MainActivity exists to host fragments and handle the communication logic between them.  Fragment switching is performed within TabHelper.  You can add a station from the menu and a dialog will accept your command.  StationListFragment will display the known stations.  Selecting a station will show the collected observations (via ObservationListFragment).  A long press on a station row will allow you to delete a station or select it as the "favorite" station.  Selecting the "map" fragment allows Google Maps to display station locations.


Monday, September 2, 2013

Android Fragment Tour - Encore

I have updated FragmentDemo (GitHub) with a new Fragment (Fragment Five) that connects to a custom CursorAdapter.  Fragment Four uses a custom SimpleCursorAdapter.  Both example use Loaders/ContentProviders.

Sunday, August 18, 2013

Android Fragment Tour

The time has come to embrace Android fragments, especially since well over half of devices are now on Android 4.x.  There are many tutorial applications available and here is one more on the pile.  This post and supporting example application demonstrate:
  • Use of Android fragments (i.e. Fragment, ListFragment, DialogFragment or PreferenceFragment.
  • Navigation between fragments and activities
  • Use of the ActionBar, TabListener and menu support.
  • Use of Custom ArrayAdapter
  • Use of Custom CursorAdapter
  • Using a ContentProvider/ContentResolver and Loader
  • Use of maven
Complete application sources are available on github, the demonstration application was created on API 16 using Android Studio (thanks, JetBrains) and includes maven support.  This demonstration does not use the compatability libraries so you will need API 14 or later to successfully run.

At application start you should see these:
Tab 1
Tab 2
Tab 3
Tab 4
Tab 1 represents a simple form implemented as a Fragment.  (source)

Tab 2 illustrates a simple scrolling list of US states implemented as a ListFragment (source) with a resource (source) for the data source.  A short press on a row brings up a detail view (source) and a long press prompts for delete.  Short/long press interaction requires the use of a custom listener (source) to dispatch a request to MainActivity (source) for service.  The delete is not actually performed, but does provide an opportunity to illustrate the use of a PreferenceFragment (source)

Tab 3 is another ListFragment (source) example, this time w/a custom ArrayAdapter (source) and multiple row types (you can see from the above image there is a simple row w/a hex string and a more complex row w/radio buttons). The data source for Tab 3 comes from a ContentProvider (source) whose values are randomly generated at application startup (source).  One final feature of this example is that it employs a list header (source) and footer (source).  The footer contains a EditText and Button widgets which can be detected within ThreeFragment.java (source)
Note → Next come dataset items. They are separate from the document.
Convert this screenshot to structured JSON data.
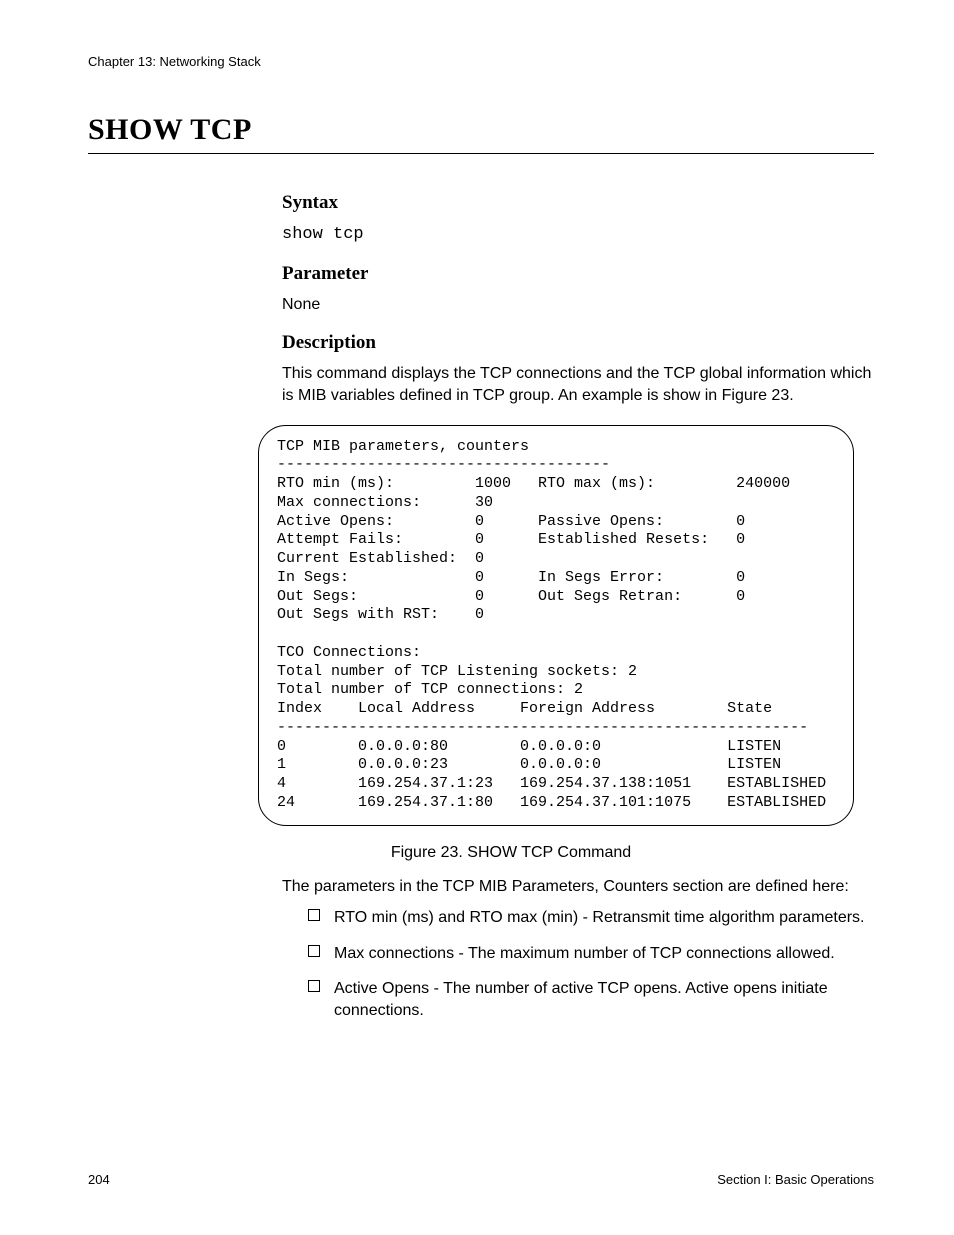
{
  "header": {
    "chapter": "Chapter 13: Networking Stack"
  },
  "title": "SHOW TCP",
  "sections": {
    "syntax_head": "Syntax",
    "syntax_cmd": "show tcp",
    "parameter_head": "Parameter",
    "parameter_body": "None",
    "description_head": "Description",
    "description_body": "This command displays the TCP connections and the TCP global information which is MIB variables defined in TCP group. An example is show in Figure 23."
  },
  "figure": {
    "caption": "Figure 23. SHOW TCP Command",
    "text": "TCP MIB parameters, counters\n-------------------------------------\nRTO min (ms):         1000   RTO max (ms):         240000\nMax connections:      30\nActive Opens:         0      Passive Opens:        0\nAttempt Fails:        0      Established Resets:   0\nCurrent Established:  0\nIn Segs:              0      In Segs Error:        0\nOut Segs:             0      Out Segs Retran:      0\nOut Segs with RST:    0\n\nTCO Connections:\nTotal number of TCP Listening sockets: 2\nTotal number of TCP connections: 2\nIndex    Local Address     Foreign Address        State\n-----------------------------------------------------------\n0        0.0.0.0:80        0.0.0.0:0              LISTEN\n1        0.0.0.0:23        0.0.0.0:0              LISTEN\n4        169.254.37.1:23   169.254.37.138:1051    ESTABLISHED\n24       169.254.37.1:80   169.254.37.101:1075    ESTABLISHED"
  },
  "post_figure_para": "The parameters in the TCP MIB Parameters, Counters section are defined here:",
  "bullets": [
    "RTO min (ms) and RTO max (min) - Retransmit time algorithm parameters.",
    "Max connections - The maximum number of TCP connections allowed.",
    "Active Opens - The number of active TCP opens. Active opens initiate connections."
  ],
  "footer": {
    "page": "204",
    "section": "Section I: Basic Operations"
  }
}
Tab 4 is yet another ListFragment example (source), this time w/a custom CursorAdapter (source) which employs a Loader fed from the ContentProvider (source).  As shown in the illustration, the row type consists of an image and a string.

All of these Fragments are "owned" by MainActivity (source) which also provides the ActionBar at the top of the display.  The ActionBar provides the tabs which are used for navigation between Fragments.  The tab navigation code resides within TabHelper (source).

About
Settings

Depending upon your phone, you might see three vertical dots at the top right of the display (or you might have a menu key).  There are two menu options, one for an "About" display and the other for "Settings" (user preferences).  Option menu dispatch is provided by MainActivity which invokes MenuActivity to display the menu fragments.
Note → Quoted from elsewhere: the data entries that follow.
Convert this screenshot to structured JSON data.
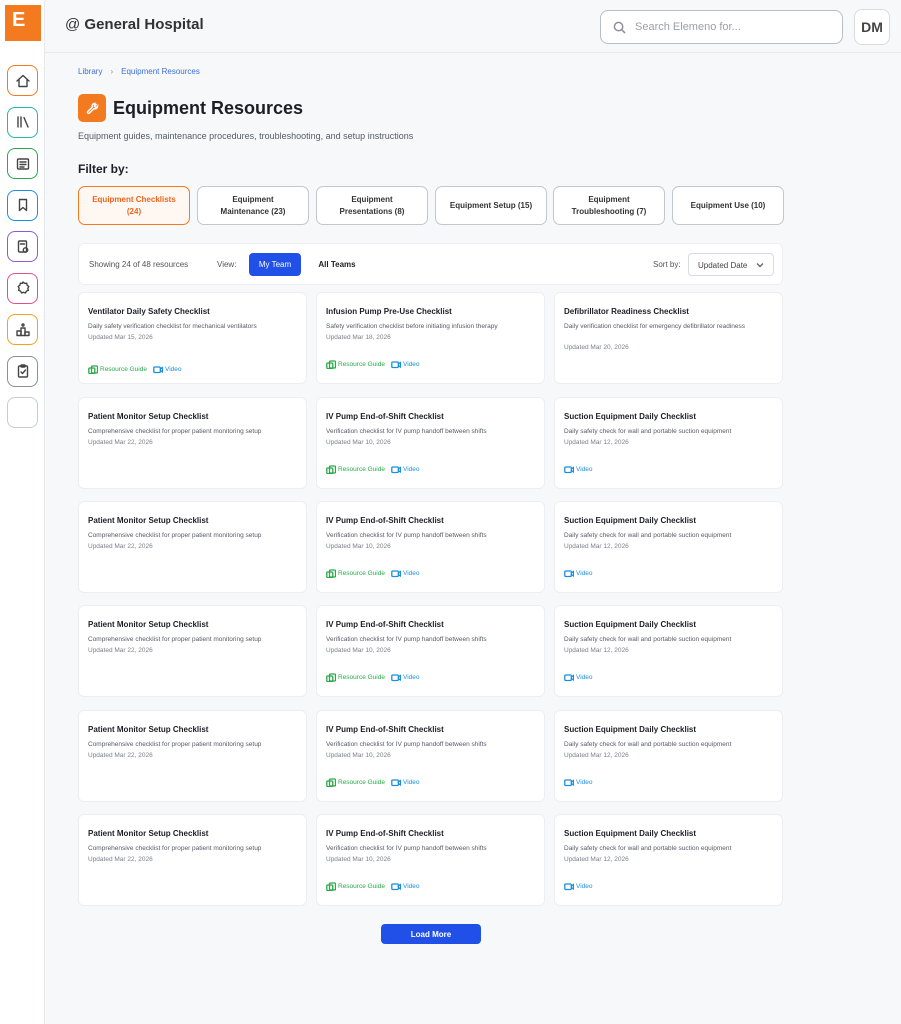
{
  "app": {
    "logo_letter": "E",
    "org_prefix": "@",
    "org_name": "General Hospital"
  },
  "search": {
    "placeholder": "Search Elemeno for..."
  },
  "user": {
    "initials": "DM"
  },
  "breadcrumb": {
    "root": "Library",
    "current": "Equipment Resources"
  },
  "page": {
    "title": "Equipment Resources",
    "subtitle": "Equipment guides, maintenance procedures, troubleshooting, and setup instructions",
    "filter_label": "Filter by:"
  },
  "filters": [
    {
      "line1": "Equipment Checklists",
      "line2": "(24)",
      "active": true
    },
    {
      "line1": "Equipment",
      "line2": "Maintenance (23)",
      "active": false
    },
    {
      "line1": "Equipment",
      "line2": "Presentations (8)",
      "active": false
    },
    {
      "line1": "Equipment Setup (15)",
      "line2": "",
      "active": false
    },
    {
      "line1": "Equipment",
      "line2": "Troubleshooting (7)",
      "active": false
    },
    {
      "line1": "Equipment Use (10)",
      "line2": "",
      "active": false
    }
  ],
  "toolbar": {
    "showing": "Showing 24 of 48 resources",
    "view_label": "View:",
    "my_team": "My Team",
    "all_teams": "All Teams",
    "sort_label": "Sort by:",
    "sort_value": "Updated Date"
  },
  "link_labels": {
    "guide": "Resource Guide",
    "video": "Video"
  },
  "cards": [
    {
      "title": "Ventilator Daily Safety Checklist",
      "desc": "Daily safety verification checklist for mechanical ventilators",
      "date": "Updated Mar 15, 2026",
      "guide": true,
      "video": true
    },
    {
      "title": "Infusion Pump Pre-Use Checklist",
      "desc": "Safety verification checklist before initiating infusion therapy",
      "date": "Updated Mar 18, 2026",
      "guide": true,
      "video": true
    },
    {
      "title": "Defibrillator Readiness Checklist",
      "desc": "Daily verification checklist for emergency defibrillator readiness",
      "date": "Updated Mar 20, 2026",
      "guide": false,
      "video": false
    },
    {
      "title": "Patient Monitor Setup Checklist",
      "desc": "Comprehensive checklist for proper patient monitoring setup",
      "date": "Updated Mar 22, 2026",
      "guide": false,
      "video": false
    },
    {
      "title": "IV Pump End-of-Shift Checklist",
      "desc": "Verification checklist for IV pump handoff between shifts",
      "date": "Updated Mar 10, 2026",
      "guide": true,
      "video": true
    },
    {
      "title": "Suction Equipment Daily Checklist",
      "desc": "Daily safety check for wall and portable suction equipment",
      "date": "Updated Mar 12, 2026",
      "guide": false,
      "video": true
    },
    {
      "title": "Patient Monitor Setup Checklist",
      "desc": "Comprehensive checklist for proper patient monitoring setup",
      "date": "Updated Mar 22, 2026",
      "guide": false,
      "video": false
    },
    {
      "title": "IV Pump End-of-Shift Checklist",
      "desc": "Verification checklist for IV pump handoff between shifts",
      "date": "Updated Mar 10, 2026",
      "guide": true,
      "video": true
    },
    {
      "title": "Suction Equipment Daily Checklist",
      "desc": "Daily safety check for wall and portable suction equipment",
      "date": "Updated Mar 12, 2026",
      "guide": false,
      "video": true
    },
    {
      "title": "Patient Monitor Setup Checklist",
      "desc": "Comprehensive checklist for proper patient monitoring setup",
      "date": "Updated Mar 22, 2026",
      "guide": false,
      "video": false
    },
    {
      "title": "IV Pump End-of-Shift Checklist",
      "desc": "Verification checklist for IV pump handoff between shifts",
      "date": "Updated Mar 10, 2026",
      "guide": true,
      "video": true
    },
    {
      "title": "Suction Equipment Daily Checklist",
      "desc": "Daily safety check for wall and portable suction equipment",
      "date": "Updated Mar 12, 2026",
      "guide": false,
      "video": true
    },
    {
      "title": "Patient Monitor Setup Checklist",
      "desc": "Comprehensive checklist for proper patient monitoring setup",
      "date": "Updated Mar 22, 2026",
      "guide": false,
      "video": false
    },
    {
      "title": "IV Pump End-of-Shift Checklist",
      "desc": "Verification checklist for IV pump handoff between shifts",
      "date": "Updated Mar 10, 2026",
      "guide": true,
      "video": true
    },
    {
      "title": "Suction Equipment Daily Checklist",
      "desc": "Daily safety check for wall and portable suction equipment",
      "date": "Updated Mar 12, 2026",
      "guide": false,
      "video": true
    },
    {
      "title": "Patient Monitor Setup Checklist",
      "desc": "Comprehensive checklist for proper patient monitoring setup",
      "date": "Updated Mar 22, 2026",
      "guide": false,
      "video": false
    },
    {
      "title": "IV Pump End-of-Shift Checklist",
      "desc": "Verification checklist for IV pump handoff between shifts",
      "date": "Updated Mar 10, 2026",
      "guide": true,
      "video": true
    },
    {
      "title": "Suction Equipment Daily Checklist",
      "desc": "Daily safety check for wall and portable suction equipment",
      "date": "Updated Mar 12, 2026",
      "guide": false,
      "video": true
    }
  ],
  "load_more": "Load More",
  "sidebar": {
    "items": [
      {
        "icon": "home-icon",
        "color": "#f47a20"
      },
      {
        "icon": "library-icon",
        "color": "#20b8a8"
      },
      {
        "icon": "news-icon",
        "color": "#2aa84a"
      },
      {
        "icon": "bookmark-icon",
        "color": "#1a8ee0"
      },
      {
        "icon": "document-search-icon",
        "color": "#8a5cd6"
      },
      {
        "icon": "badge-icon",
        "color": "#e0508a"
      },
      {
        "icon": "leaderboard-icon",
        "color": "#f4a020"
      },
      {
        "icon": "clipboard-check-icon",
        "color": "#8a8f99"
      },
      {
        "icon": "blank-icon",
        "color": "#c8cbd2"
      },
      {
        "icon": "blank-icon",
        "color": "#ffffff"
      }
    ]
  },
  "colors": {
    "brand": "#f47a20",
    "primary": "#2150e8",
    "guide": "#2aa84a",
    "video": "#1a8ee0"
  }
}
Note that MenuActivity (source) does not have tab navigation, so when a user selects a menu option the only way to return is the "back" button or by pressing the "FragDemo" icon on the ActionBar (top left). 
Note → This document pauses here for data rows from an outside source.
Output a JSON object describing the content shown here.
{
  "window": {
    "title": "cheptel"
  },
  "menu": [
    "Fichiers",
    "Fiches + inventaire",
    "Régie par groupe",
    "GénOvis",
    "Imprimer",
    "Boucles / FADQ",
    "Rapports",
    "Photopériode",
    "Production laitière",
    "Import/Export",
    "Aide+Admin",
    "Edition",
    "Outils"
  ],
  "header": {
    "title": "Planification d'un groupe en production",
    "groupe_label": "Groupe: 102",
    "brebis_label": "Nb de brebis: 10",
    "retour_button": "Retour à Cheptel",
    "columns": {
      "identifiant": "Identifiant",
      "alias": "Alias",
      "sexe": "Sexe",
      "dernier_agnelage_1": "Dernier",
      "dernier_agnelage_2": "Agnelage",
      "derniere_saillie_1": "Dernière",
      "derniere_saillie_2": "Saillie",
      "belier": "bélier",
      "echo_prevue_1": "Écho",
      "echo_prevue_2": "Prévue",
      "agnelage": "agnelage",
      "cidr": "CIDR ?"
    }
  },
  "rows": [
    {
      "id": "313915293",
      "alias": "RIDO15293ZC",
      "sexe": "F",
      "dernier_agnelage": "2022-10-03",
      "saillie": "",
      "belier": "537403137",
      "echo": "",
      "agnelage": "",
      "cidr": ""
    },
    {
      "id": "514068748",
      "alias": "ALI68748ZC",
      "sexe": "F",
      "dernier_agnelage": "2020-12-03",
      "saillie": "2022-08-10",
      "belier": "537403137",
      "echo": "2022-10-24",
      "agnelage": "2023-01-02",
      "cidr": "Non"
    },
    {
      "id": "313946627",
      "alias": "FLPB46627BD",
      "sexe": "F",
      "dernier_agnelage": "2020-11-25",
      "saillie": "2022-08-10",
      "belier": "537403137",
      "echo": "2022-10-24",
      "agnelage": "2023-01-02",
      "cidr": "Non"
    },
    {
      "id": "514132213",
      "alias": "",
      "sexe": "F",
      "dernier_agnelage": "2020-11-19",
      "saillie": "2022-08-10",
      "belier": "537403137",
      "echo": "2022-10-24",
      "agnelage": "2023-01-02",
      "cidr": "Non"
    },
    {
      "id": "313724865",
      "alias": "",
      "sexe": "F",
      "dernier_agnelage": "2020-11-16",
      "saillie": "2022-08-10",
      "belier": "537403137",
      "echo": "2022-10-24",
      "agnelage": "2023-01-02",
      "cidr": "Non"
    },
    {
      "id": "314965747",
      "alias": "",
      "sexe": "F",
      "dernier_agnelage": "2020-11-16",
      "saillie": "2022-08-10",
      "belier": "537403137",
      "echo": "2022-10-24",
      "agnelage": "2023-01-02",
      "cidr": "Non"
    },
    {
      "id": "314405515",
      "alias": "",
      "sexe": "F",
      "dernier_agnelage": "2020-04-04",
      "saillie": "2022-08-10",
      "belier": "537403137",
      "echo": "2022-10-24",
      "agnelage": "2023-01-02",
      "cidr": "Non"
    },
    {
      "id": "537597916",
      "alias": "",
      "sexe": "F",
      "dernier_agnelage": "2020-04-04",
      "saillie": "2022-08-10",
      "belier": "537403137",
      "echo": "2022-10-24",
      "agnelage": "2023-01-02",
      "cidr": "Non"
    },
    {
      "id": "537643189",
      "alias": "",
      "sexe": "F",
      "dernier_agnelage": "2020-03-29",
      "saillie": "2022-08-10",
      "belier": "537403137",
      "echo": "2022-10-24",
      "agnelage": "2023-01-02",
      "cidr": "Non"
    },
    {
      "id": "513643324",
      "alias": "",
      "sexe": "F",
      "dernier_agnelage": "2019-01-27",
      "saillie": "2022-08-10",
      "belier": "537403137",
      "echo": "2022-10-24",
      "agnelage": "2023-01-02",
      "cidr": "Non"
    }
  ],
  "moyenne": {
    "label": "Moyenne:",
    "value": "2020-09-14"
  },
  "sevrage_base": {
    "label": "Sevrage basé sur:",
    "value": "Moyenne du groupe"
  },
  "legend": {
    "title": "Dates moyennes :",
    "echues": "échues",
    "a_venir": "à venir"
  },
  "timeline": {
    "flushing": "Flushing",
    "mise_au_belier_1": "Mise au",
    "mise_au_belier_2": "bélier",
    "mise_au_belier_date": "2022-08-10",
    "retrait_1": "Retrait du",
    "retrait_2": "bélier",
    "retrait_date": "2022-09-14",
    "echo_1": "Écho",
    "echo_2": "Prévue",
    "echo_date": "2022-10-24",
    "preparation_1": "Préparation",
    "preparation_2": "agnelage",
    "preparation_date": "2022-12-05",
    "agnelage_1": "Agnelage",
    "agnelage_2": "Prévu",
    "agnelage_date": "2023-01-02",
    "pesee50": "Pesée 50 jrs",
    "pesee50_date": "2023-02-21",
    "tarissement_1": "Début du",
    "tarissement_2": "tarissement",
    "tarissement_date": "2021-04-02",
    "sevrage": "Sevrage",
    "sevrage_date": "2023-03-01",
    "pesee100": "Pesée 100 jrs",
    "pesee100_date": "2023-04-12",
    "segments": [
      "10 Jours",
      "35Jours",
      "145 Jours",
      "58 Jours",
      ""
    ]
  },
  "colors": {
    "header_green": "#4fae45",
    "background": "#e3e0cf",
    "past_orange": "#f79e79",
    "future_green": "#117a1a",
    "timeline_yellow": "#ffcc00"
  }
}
The "About" Fragment (source) is implemented as a WebView w/the HTML supplied as part of the application.

The "Settings" Fragment (source) is an example of a PreferenceFragment.

FragmentDemo can be built and deployed entirely from the command line using the Android maven plugin.  I created FragmentDemo using the "Android-QuickStart-Archetype as described here which was quite helpful.